The gene for lysostaphin comes from a benign species of Staph – S. simulans – that competes with its virulent cousins.
Large-scale laboratory testing of lysostaphin mice will help researchers learn whether results observed in these transgenic rodents will apply to Annie and her offspring.
However, Pursel said practical application of the cloning technology is several years off.
First, a number of questions must be thoroughly researched:
- How much lysostaphin will be secreted by a transgenic cow’s mammary tissues, and will that amount keep Staph at bay?
- How likely are the bacteria to develop lysostaphin resistance?
- Once secreted into milk, what’s the protein’s biochemical fate?
- Is it allergenic, and will it interfere with cheese production or other processes?
Another objective is to refine the scientists’ cloning procedure, called somatic cell nuclear transfer.
Annie’s start began with a type of somatic cell called a fibroblast.
Using a mild electrical current, scientists inserted genes for lysostaphin, a green fluorescent protein tag and an antibiotic marker into the fibroblast’s nucleus. They also inserted a sheep gene for beta lactoglobulin, a “switch” that instructs mammary cells to make lysostaphin.

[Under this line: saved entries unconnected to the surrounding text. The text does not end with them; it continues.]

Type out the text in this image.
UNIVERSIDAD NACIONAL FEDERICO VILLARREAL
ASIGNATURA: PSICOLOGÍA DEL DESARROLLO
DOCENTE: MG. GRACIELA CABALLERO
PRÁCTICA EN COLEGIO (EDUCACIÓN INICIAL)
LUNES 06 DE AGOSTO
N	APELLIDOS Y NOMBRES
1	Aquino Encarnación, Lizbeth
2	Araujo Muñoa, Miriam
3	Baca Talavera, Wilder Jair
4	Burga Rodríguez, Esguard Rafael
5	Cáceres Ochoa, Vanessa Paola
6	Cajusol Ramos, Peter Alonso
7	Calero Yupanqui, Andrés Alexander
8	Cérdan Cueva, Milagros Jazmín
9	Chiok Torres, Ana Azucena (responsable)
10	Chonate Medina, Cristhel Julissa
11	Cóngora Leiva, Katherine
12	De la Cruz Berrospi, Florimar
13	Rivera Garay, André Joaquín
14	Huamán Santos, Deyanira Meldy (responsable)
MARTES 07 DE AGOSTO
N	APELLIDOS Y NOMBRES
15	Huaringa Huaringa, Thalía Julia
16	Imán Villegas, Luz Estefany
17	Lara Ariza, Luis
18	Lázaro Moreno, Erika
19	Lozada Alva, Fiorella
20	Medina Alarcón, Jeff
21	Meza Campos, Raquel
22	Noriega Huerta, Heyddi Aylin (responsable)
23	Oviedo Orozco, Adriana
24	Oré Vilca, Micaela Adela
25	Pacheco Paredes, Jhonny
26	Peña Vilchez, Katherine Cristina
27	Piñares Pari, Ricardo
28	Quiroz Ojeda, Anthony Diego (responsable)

Later, scientists fused the altered fibroblast to an unfertilized cow egg, whose nuclear DNA contents had been removed so the fibroblast’s could move in.
About 60 percent of fused cells survive, and start dividing like a normal fertilized embryo, Pursel said.
The healthiest embryos – which included Annie – were cultured and implanted into surrogate mothers.
So far, Annie is the first calf brought to term.
Genetic testing of umbilical cord tissue at birth confirmed that she is indeed transgenic.